Men who were married by age 29 were less likely to have committed antisocial acts in their younger years, Burt said, suggesting that nice guys do get the girl.

"That's very consistent with a selection effect," she said. "In other words, men who eventually got married were less likely to be engaged in antisocial behaviors to begin with."

More wedding rings, fewer handcuffs

But even the more aggressive men who got married became less antisocial after the ceremony, the researchers found. That's where the twin-study design became useful, Burt said. Comparing an unmarried man with his married identical twin takes genetics out of the equation and makes it more likely that you're uncovering environmental effects.

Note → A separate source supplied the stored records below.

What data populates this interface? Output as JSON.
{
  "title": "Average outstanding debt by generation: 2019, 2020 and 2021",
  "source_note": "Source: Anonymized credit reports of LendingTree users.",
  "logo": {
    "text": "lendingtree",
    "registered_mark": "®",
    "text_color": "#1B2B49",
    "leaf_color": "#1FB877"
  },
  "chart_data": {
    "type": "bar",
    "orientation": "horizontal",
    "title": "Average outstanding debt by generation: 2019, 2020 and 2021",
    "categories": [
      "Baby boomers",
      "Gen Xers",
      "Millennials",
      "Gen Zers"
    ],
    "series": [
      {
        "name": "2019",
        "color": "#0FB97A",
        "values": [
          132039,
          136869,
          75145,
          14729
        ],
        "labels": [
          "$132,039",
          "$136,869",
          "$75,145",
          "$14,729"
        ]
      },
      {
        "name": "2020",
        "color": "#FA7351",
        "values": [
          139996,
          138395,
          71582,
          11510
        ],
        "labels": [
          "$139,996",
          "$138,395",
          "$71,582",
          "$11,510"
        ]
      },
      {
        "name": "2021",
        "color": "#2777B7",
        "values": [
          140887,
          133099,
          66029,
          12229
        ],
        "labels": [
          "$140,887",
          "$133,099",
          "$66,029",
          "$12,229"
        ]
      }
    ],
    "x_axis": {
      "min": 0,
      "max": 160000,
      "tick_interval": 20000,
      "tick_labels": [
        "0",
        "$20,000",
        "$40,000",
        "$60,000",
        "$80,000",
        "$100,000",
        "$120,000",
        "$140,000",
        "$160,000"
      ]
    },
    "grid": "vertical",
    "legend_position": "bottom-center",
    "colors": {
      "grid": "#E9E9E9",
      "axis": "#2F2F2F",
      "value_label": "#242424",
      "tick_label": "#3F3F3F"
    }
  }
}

"You have this beautiful, built-in, natural control, because you've controlled for any genetic influence on antisocial behavior," Burt explained.

Sure enough, the analysis of the twin pairs revealed that once men marry, they settle down. Overall, the researchers found, marriage seemed to reduce antisocial behavior by 30 percent.

"That's nothing to blow your nose at," Burt said.

Burt is now investigating other environmental influences on antisocial behavior, from parenting to peer groups to the neighborhoods where kids grow up. More work is needed to understand how marriage exerts its soothing influence, she said, but other research has examined factors like less time spent with bad influences (aka "friends") and better social bonds driven by matrimony. Burt added that it's still an "open question" whether cohabitation mimics the marriage effect.

"As with many things in science, it's more complicated than we originally thought," she said. However, she said, "not that many things are related to desistance from antisocial behavior… The fact that something can reduce it is exciting."